I liked the RQ2 system so much that I did conversions for Dark Sun, for a sci-fi setting, for Empire of the Petal Throne (and others). I loved it!

Personally the 1d6-1 was one of the things that I heartily disliked in RQ3 for a couple of reasons. One was the anticlimax (Great, I've de-ticked! Darn it, rolled a 1 so I don't go up at all), the other was that it slowed the rate of increase even more (since you typically went up 2-3% rather than 5%) and thirdly that two people could use their skills equally successfully over three adventures, both successfully de-tick and then one person ends up +15% up and the other is at nothing or +1% or something, which didn't seem fair).

Those were the reasons I disliked it - what did you like about the 1d6-1% for advancement?

Cheers
 

I could suggest another reason for getting the Mongoose rules (which is the reason I bought them) - the extended 'character generation' which gives more events, flavour, background NPCs and such. It is a great enhancement to the original traveller chargen IMO.

Indeed. And to a lesser extent the unified skill system and much improved combat system.

There are other things I could take or leave... but I'm free to do so. :)
 

Personally the 1d6-1 was one of the things that I heartily disliked in RQ3 for a couple of reasons. One was the anticlimax (Great, I've de-ticked! Darn it, rolled a 1 so I don't go up at all), the other was that it slowed the rate of increase even more (since you typically went up 2-3% rather than 5%) and thirdly that two people could use their skills equally successfully over three adventures, both successfully de-tick and then one person ends up +15% up and the other is at nothing or +1% or something, which didn't seem fair).

Those were the reasons I disliked it - what did you like about the 1d6-1% for advancement?

Cheers

I liked the fact that it was slower, actually, although it obviously depends on when your GM decided it was time to try to increase the skills and it may be that we were more generous in that regard than were some.
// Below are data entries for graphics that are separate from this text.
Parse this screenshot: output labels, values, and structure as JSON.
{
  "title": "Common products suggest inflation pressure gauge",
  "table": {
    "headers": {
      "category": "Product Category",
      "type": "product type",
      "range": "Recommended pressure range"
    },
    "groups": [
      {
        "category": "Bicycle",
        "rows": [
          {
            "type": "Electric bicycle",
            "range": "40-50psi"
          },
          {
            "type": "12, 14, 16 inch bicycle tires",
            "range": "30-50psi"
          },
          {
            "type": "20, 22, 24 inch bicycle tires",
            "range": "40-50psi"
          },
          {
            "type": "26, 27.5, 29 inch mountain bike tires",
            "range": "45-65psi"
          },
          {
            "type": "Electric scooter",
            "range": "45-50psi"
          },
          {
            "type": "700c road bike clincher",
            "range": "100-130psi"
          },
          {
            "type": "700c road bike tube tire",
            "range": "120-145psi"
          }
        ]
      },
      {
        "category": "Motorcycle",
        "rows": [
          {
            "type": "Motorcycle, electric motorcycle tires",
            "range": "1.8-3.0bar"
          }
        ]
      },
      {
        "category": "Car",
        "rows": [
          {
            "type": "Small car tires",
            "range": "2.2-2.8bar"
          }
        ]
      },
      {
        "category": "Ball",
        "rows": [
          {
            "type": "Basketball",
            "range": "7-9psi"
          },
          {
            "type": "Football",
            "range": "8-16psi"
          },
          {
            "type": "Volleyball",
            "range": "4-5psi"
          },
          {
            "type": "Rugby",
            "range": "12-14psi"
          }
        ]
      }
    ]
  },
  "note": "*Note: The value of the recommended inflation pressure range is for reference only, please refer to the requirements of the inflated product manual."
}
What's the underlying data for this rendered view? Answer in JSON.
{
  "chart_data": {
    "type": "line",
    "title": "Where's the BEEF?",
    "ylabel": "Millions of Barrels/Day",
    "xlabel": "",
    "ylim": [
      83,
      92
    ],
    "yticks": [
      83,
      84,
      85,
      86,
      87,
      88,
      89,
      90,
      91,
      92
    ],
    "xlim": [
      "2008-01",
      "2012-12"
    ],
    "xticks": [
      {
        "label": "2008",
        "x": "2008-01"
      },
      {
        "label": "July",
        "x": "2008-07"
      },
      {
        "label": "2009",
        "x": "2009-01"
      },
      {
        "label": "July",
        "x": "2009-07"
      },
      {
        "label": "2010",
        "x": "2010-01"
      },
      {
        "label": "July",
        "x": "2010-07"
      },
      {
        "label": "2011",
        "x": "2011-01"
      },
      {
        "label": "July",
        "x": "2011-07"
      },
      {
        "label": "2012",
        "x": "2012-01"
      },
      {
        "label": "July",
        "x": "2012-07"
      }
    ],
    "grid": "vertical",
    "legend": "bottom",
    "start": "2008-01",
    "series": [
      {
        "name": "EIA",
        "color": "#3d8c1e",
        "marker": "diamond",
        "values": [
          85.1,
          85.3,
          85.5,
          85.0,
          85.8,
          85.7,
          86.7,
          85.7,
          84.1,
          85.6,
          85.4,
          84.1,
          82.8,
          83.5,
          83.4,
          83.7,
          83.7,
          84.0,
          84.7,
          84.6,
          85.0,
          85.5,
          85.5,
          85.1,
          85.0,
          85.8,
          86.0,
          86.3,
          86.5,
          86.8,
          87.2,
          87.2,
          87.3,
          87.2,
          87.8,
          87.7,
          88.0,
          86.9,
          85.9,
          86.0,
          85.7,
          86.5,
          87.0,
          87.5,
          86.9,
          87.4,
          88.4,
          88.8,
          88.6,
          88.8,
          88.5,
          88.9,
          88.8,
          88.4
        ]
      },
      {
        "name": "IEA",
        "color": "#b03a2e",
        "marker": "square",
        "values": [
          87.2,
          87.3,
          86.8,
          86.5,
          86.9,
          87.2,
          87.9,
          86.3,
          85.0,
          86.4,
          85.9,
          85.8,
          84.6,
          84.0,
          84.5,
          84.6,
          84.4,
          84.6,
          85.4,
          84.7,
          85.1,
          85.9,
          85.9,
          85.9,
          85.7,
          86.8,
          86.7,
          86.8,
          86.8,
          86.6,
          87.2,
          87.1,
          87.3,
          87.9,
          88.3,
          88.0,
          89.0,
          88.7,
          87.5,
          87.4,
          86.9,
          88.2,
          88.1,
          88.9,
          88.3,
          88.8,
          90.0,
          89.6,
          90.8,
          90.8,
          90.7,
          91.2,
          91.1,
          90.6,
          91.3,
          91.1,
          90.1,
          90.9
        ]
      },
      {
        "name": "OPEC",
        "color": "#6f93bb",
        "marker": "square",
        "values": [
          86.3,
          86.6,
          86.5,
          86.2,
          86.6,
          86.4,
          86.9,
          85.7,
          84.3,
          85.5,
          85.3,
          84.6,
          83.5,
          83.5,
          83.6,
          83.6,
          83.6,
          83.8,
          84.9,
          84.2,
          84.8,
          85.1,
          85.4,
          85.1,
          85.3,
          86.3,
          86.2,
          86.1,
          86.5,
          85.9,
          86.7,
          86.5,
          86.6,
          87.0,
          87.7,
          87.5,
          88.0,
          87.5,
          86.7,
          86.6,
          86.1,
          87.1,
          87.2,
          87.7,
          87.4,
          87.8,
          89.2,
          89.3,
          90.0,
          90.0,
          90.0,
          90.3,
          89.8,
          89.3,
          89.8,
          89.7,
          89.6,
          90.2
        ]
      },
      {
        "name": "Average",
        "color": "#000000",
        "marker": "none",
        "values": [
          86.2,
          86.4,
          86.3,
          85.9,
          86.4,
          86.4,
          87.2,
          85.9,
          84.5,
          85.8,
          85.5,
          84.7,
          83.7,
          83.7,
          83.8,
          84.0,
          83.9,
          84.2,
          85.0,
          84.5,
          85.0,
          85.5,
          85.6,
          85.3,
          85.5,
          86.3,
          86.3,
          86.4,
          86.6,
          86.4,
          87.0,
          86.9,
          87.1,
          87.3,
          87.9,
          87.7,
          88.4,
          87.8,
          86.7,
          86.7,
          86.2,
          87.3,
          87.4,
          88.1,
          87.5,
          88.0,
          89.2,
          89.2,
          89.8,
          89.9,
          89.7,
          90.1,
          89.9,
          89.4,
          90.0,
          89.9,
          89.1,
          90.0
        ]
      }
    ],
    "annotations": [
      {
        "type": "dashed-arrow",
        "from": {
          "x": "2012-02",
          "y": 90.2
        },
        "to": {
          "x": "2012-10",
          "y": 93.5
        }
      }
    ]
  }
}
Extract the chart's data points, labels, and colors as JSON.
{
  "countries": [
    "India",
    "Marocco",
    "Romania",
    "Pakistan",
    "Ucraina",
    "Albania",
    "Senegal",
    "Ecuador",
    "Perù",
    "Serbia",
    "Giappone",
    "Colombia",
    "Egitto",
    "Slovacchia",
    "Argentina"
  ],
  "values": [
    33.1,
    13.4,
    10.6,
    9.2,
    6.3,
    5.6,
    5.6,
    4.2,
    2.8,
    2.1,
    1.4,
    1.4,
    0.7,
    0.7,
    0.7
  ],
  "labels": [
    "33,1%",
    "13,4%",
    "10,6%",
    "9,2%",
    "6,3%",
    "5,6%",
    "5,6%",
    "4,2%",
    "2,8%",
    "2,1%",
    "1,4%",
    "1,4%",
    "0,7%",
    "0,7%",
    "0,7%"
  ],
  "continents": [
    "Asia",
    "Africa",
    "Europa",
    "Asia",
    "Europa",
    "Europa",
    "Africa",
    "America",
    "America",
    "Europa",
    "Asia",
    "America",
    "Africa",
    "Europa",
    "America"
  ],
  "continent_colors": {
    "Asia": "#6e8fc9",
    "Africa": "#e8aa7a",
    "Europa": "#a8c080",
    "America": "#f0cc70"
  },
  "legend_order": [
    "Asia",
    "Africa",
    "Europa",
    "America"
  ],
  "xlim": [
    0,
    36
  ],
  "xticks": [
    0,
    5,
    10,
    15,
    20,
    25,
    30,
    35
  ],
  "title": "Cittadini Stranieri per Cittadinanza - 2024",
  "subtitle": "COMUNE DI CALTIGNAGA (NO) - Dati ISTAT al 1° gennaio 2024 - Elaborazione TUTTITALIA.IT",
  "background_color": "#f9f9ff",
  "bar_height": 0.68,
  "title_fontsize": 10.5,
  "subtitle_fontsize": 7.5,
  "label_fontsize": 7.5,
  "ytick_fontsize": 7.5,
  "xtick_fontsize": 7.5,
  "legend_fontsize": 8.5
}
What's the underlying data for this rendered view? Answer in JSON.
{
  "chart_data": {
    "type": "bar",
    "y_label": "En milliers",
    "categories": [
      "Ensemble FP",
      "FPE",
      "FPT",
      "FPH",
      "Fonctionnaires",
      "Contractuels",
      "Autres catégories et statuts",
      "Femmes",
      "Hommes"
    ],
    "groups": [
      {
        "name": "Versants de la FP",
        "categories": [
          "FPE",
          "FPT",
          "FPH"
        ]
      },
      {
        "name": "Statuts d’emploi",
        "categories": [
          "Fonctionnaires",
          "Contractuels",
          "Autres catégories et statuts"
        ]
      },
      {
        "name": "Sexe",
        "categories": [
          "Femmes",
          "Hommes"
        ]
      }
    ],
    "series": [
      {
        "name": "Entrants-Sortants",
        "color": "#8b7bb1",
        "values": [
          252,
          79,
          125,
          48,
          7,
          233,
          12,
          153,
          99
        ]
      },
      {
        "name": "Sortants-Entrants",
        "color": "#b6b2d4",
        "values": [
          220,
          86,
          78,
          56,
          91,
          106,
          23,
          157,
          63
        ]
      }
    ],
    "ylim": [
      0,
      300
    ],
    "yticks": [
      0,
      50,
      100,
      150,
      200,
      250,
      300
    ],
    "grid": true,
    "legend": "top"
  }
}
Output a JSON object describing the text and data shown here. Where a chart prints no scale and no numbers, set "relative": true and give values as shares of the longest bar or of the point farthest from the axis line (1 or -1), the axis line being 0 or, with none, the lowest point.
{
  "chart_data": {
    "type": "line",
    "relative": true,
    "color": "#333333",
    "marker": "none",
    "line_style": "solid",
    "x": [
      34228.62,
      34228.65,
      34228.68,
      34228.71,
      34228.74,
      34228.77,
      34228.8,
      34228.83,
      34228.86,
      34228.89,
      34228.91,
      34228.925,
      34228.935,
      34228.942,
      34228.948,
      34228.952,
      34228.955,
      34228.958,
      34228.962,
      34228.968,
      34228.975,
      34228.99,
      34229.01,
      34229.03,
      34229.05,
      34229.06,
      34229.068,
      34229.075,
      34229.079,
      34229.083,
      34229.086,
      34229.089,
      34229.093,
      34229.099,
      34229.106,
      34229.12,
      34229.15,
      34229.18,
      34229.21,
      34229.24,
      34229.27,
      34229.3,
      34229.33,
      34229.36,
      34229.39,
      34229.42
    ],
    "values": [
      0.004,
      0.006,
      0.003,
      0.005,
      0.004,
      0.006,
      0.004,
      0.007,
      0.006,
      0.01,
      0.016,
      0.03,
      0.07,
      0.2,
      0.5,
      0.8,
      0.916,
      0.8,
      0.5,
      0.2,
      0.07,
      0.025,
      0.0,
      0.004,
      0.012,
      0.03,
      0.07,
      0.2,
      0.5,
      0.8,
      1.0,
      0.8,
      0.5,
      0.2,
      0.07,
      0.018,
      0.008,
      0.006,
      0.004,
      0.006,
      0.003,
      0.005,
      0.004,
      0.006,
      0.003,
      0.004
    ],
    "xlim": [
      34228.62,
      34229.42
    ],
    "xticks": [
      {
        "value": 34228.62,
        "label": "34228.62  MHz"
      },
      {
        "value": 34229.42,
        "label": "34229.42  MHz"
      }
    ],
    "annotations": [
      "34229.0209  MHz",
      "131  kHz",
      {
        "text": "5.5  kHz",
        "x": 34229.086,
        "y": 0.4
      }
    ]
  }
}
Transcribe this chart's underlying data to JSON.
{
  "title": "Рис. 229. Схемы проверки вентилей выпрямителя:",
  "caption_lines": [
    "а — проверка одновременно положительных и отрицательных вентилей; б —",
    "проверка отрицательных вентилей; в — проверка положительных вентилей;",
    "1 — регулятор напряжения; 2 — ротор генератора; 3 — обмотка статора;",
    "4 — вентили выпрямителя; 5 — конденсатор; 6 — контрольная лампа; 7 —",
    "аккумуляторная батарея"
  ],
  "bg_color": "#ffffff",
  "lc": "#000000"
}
Also I'm a bit of a sucker for random elements (which is why, for example, I've never really liked point-buy for stats in most systems). I imagine it would have been a bigger deal to go from playing a lot of RQ2 to playing RQ3, but I mostly dabbled with RQ2 and was attracted into RQ3 (in part by the GW repackaging, although I already owned the AH version too). Also, I guess I was in AD&D 1e mode to some extent at the time and progression there was very slow in any case.